On la pensait oubliée dans un carton du ministère des transports… Prise en 2008, la déclaration d’utilité publique de l’A45 -45 km de 2x2 voies entre Lyon et Saint-Etienne- prenait la poussière. Mais ce projet à 1,2 milliard d’euros est récemment passé du point mort à la 3ème, avec la désignation du concessionnaire en avril 2016 –Vinci- et le vote par les collectivités territoriales dites «consentantes» des budgets nécessaires à sa réalisation. Car Vinci ne règlera que 30% de la facture. Ce sont l’Etat (50%) d’un côté et le département de la Loire, Saint-Etienne Métropole et la région Auvergne-Rhône-Alpes de l’autre, qui règleront les 845 millions d’euros restants. Dernier épisode en date: le vote, ce 7 juillet, par les élus de la région Auvergne-Rhône-Alpes, d’une enveloppe de 141 millions d’euros.

Une rénovation moins coûteuse

Un vote opéré sous l’œil et les huées des détracteurs de cette autoroute, dont le tracé suit de façon quasi parallèle… une autre autoroute (l’A47), qui relie également Lyon à Saint-Etienne via la vallée du Gier, un peu plus au sud. Sinueuse, souvent saturée et réputée dangereuse, sa requalification coûterait entre 227 millions (selon des études des collectivités territoriales) et 1 milliard d’euros (selon une étude récente de l’association l’Alcaly, qui rassemble 110 communes opposées au projet). Les opposants se sont donnés rendez-vous devant le conseil régional, pour rappeler notamment qu’une des solutions au désenclavement de la cité stéphanoise passe par une amélioration de l’offre en Trains Express Régionaux (TER), aujourd’hui au bord de la saturation.

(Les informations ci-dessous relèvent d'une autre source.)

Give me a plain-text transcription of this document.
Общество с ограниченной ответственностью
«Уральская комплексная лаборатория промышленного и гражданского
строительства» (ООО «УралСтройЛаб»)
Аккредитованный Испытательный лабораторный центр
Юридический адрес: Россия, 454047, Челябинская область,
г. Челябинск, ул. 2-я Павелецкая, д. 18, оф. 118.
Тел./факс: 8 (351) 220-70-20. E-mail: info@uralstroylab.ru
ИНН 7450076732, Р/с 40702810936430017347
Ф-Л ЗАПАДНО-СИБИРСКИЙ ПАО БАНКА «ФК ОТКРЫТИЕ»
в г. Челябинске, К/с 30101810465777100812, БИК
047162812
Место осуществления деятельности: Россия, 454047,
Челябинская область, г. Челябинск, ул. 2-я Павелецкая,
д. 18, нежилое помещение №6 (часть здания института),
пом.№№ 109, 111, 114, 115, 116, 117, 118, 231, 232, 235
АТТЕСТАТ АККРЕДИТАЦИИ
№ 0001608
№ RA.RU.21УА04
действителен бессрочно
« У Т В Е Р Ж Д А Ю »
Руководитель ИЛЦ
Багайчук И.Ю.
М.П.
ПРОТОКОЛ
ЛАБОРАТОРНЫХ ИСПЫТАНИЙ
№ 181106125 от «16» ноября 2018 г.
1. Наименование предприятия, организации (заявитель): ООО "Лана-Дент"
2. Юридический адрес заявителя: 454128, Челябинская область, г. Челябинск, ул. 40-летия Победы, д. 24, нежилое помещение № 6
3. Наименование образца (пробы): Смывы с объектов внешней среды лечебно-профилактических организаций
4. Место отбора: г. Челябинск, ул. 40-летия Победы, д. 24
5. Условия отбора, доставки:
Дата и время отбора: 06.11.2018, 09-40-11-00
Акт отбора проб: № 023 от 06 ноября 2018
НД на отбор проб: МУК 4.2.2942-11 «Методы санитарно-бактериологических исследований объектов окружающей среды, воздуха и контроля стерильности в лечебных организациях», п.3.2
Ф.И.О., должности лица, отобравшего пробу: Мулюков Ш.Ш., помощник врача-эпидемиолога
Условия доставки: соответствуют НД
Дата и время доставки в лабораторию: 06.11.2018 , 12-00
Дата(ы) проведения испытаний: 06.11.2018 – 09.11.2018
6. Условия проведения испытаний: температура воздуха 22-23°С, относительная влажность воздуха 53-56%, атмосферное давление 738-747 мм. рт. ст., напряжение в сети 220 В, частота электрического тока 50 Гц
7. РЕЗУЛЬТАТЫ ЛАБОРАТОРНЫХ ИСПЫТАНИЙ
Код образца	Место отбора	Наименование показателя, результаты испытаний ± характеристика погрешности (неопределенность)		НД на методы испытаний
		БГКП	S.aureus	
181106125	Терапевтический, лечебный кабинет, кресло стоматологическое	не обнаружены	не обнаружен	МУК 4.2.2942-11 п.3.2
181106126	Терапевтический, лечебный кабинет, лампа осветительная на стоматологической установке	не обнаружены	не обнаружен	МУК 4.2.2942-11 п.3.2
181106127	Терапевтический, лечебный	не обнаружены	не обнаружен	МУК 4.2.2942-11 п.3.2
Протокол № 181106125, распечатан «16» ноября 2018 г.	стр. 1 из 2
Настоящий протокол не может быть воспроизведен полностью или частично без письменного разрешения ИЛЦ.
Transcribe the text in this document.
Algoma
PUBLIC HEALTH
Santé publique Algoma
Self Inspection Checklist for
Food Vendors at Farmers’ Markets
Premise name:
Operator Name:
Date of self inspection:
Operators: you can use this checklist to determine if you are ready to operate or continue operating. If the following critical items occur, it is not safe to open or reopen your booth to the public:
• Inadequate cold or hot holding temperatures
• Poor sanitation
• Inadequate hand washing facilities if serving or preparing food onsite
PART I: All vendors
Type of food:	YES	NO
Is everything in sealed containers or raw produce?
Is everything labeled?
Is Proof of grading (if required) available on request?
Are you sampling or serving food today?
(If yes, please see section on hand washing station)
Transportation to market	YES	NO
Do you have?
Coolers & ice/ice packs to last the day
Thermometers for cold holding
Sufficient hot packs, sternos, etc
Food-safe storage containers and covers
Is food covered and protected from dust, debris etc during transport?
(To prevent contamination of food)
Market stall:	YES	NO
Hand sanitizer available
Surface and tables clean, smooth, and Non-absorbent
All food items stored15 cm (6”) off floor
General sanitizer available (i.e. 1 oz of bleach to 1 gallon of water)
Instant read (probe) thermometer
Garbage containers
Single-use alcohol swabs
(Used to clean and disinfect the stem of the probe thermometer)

500 hectares de terres agricoles

Une des prochaines étapes de ce dossier qui mobilise jusqu’au monde paysan, puisque 500 hectares de terres agricoles pourraient finir englouties sous le bitume, devrait se jouer devant le tribunal administratif de Lyon. L’association de sauvegarde des coteaux du lyonnais a déposé, le 24 juin dernier, un recours contre une délibération précédente du conseil régional. Elle reproche notamment aux départements et à la région de s’être affranchis de la récente loi Notre, qui leur a fait perdre leur compétence générale. «Le projet, pour que les collectivités aient intérêt à y consacrer de l’argent public, doit être intégré à un schéma régional d’aménagement, de développement durable et d’égalité du territoire (SRADDET), dont l’élaboration prend au moins 3 ans, note Maurice Fisch, le président l’association. En outre, cette contribution est considérée comme un investissement, or la région n’est ni le maître d’ouvrage, ni le gestionnaire de l’ouvrage.» Les porteurs du projet tablent sur une mise en service de l’autoroute en 2022. A suivre.